Head toward northeastern Iowa, through rolling hills and winding streams and you'll find Heritage Farm — 890 acres where seeds reign supreme.
At the end of a gravel road at the farm is a vegetable garden, and Marta Behling picks through a bush of cherry tomatoes called Mexico Midgets. They're about the size of a ping pong ball and they've grown on cages about six feet high. Every time Behling brushes up on their leaves, they release a fragrant, sweet aroma.
Recent cold snaps have seasonal workers like Behling putting in extra hours to harvest these bright, red heirlooms — not to sell them as fruits, but to crush them up and extract their seeds. The tiny tomato is one of 4,713 tomato varieties in the Seed Savers Exchange, where for more than three decades gardeners have swapped and stored seeds from heirloom plants.
In all, the exchange maintains more than 25,000 varieties of heirloom vegetables, herbs, flowers and plants — everything from Red Swan Beans to Teddy Bear Sunflowers. Members list their seeds in a yearbook and Seed Savers grows a select number of varieties in one of its 20 gardens each year.
The tiny seeds of the Mexico Midgets are extracted by hand, or with a large seed extracting machine, like the one Laura Cochran preps in a garage at Heritage Farm.
"It's sort of like if you have a bucket of tomatoes and you actually stomped on them and then separated the seed and the juice out from it," Cochran said. "The machine does all that for you."
Cochran and a colleague dumped two buckets of Angora tomatoes into the machine, and within seconds, the seeds appeared from one end and the skin and flesh from another. From here, the seeds are dried and stored in one of several walk-in coolers or vaults on the property.
The main purpose of the exchange, one of the largest non-profit seed banks in the country, is to protect the genetic diversity of North America's plants that are going extinct. According to the Food and Agriculture Organization of the United Nations, about 75 percent of plant varieties have been lost as farmers around the world have moved to mechanized, high-yielding varieties.
"There was a time in American farming when most farming, almost all farming, was sustenance based," said John Torgrimson, executive director of Seed Savers Exchange. "Very few farmers nowadays actually consume things that are grown on their farm unless they've got a garden of some sort. I think that's kind of sad."
Sad, but also a cause for concern. Torgrimson said future climate change or disease might wipe out one of the limited number of plants varieties we depend on.
That's one the reason the exchange regenerates seeds each year. Workers select the seed either because it exists in the collection in limited quantities, or because its germination rate is decreasing. The Edmonson cucumber, for example, was reintroduced this year at the exchange after not being commercially available since the early 1900s.

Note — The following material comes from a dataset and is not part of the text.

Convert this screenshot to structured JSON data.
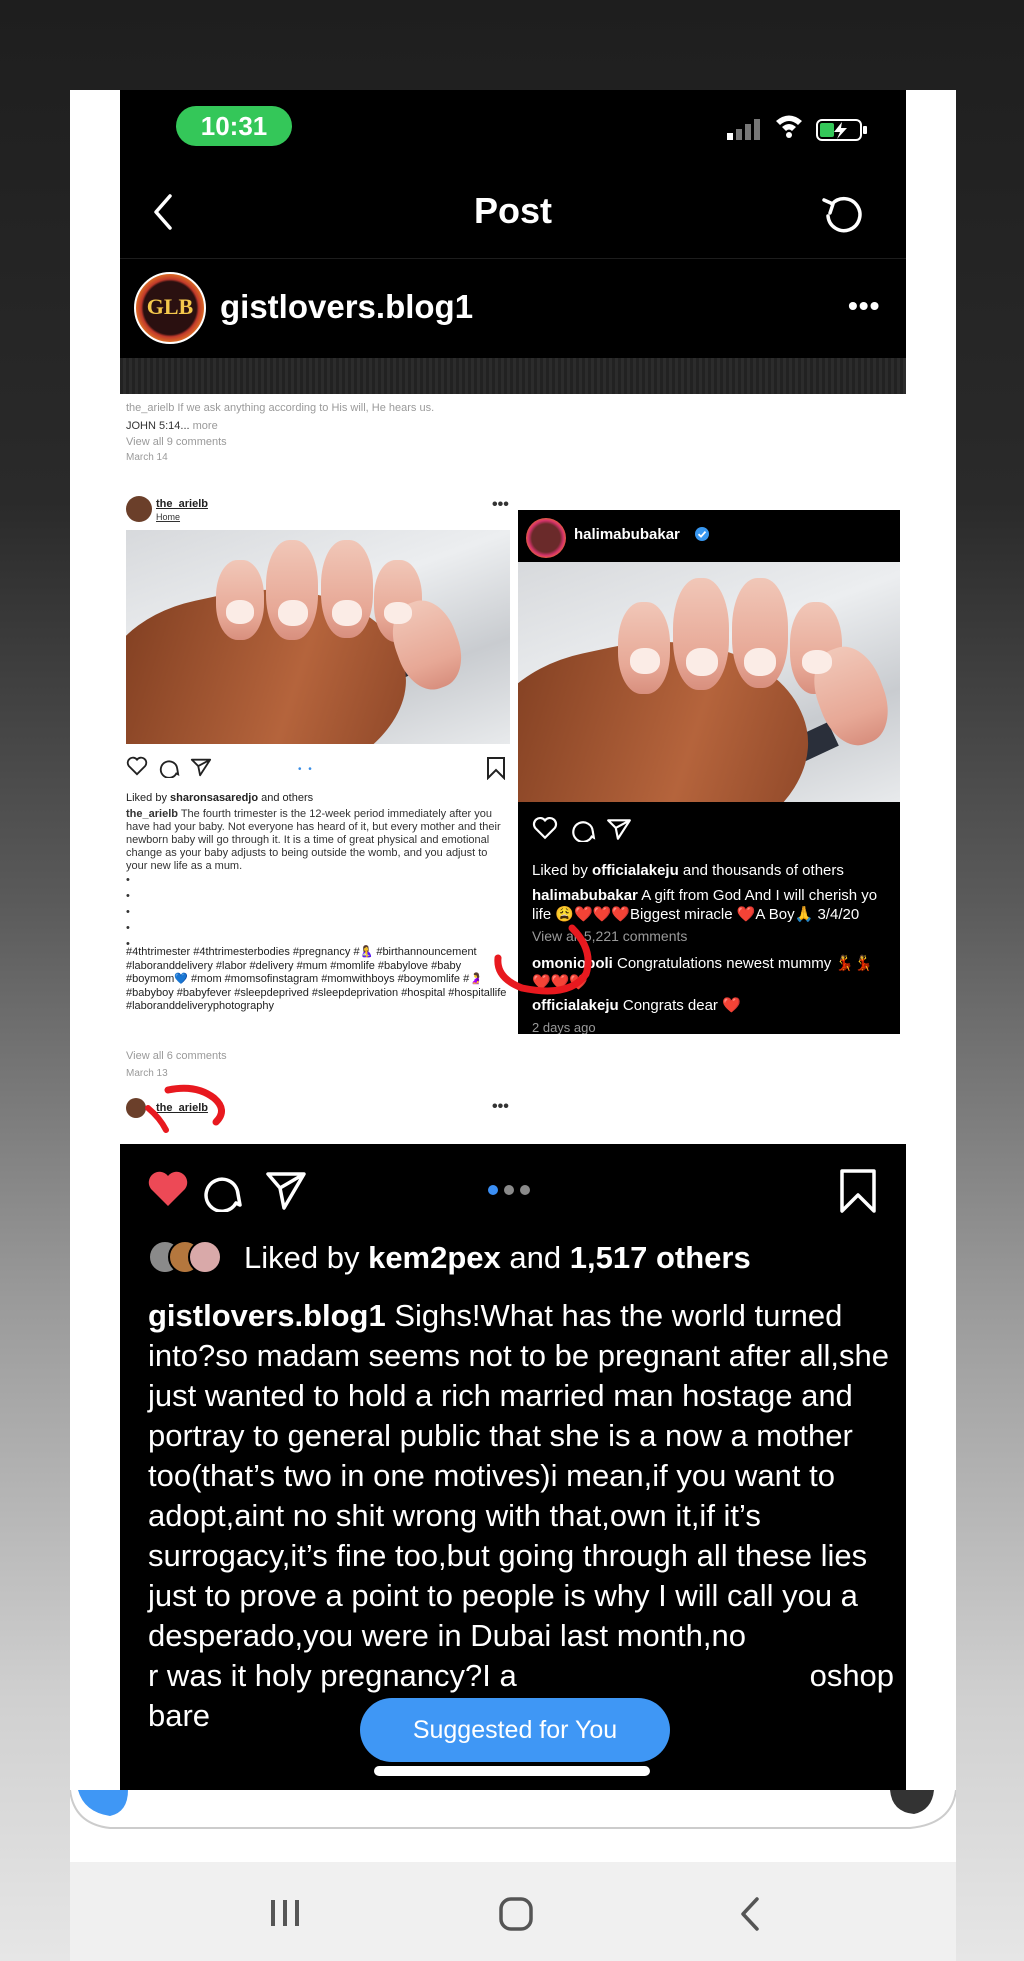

"Eventually we grow most everything," said Aaron Burmeister, a Seed Inventory Technician at the exchange. "After a certain period of time, even in ideal storage conditions, that germination rate will start to decrease so that's something we attempt to monitor."
Generations of gardeners have helped grow the collection by donating seeds, and often by leaving written instructions, said Sara Straate, the seed historian at the exchange.
Among the handwritten letters in a thick file folder is one from 1987.
"Enclosed, please find squash seeds that have been in my family for many years," wrote the donor. "My mother said her and her mother received them from relatives who lived in Oregon and not knowing the name of them, they have always called the Oregon squash. They have a blue and green skin, small seed cavity and a medium sized fruit."
Straate said documenting each seed's history is just as important as preserving the seed itself.
"Some families have grown a particular bean or pea for over 100 years," she said. "We hope to save all of those stories associated with the seeds."
The seeds are stored in an underground freezer vault at Heritage Farm. Backup seed samples are also sent to the National Center for Genetic Resources Preservation in Ft. Collins, Colorado and at the Svalbard Global Seed Vault in Norway. The deposits made by the exchange remain the property of the Seed Savers Exchange and cannot be distributed to third-parties.
A farm in Iowa may seem like an unsuspecting place to keep so many unique seeds and their stories.
But the way Straate and others there see it, it's all an effort to save endangered crops before they're gone for good.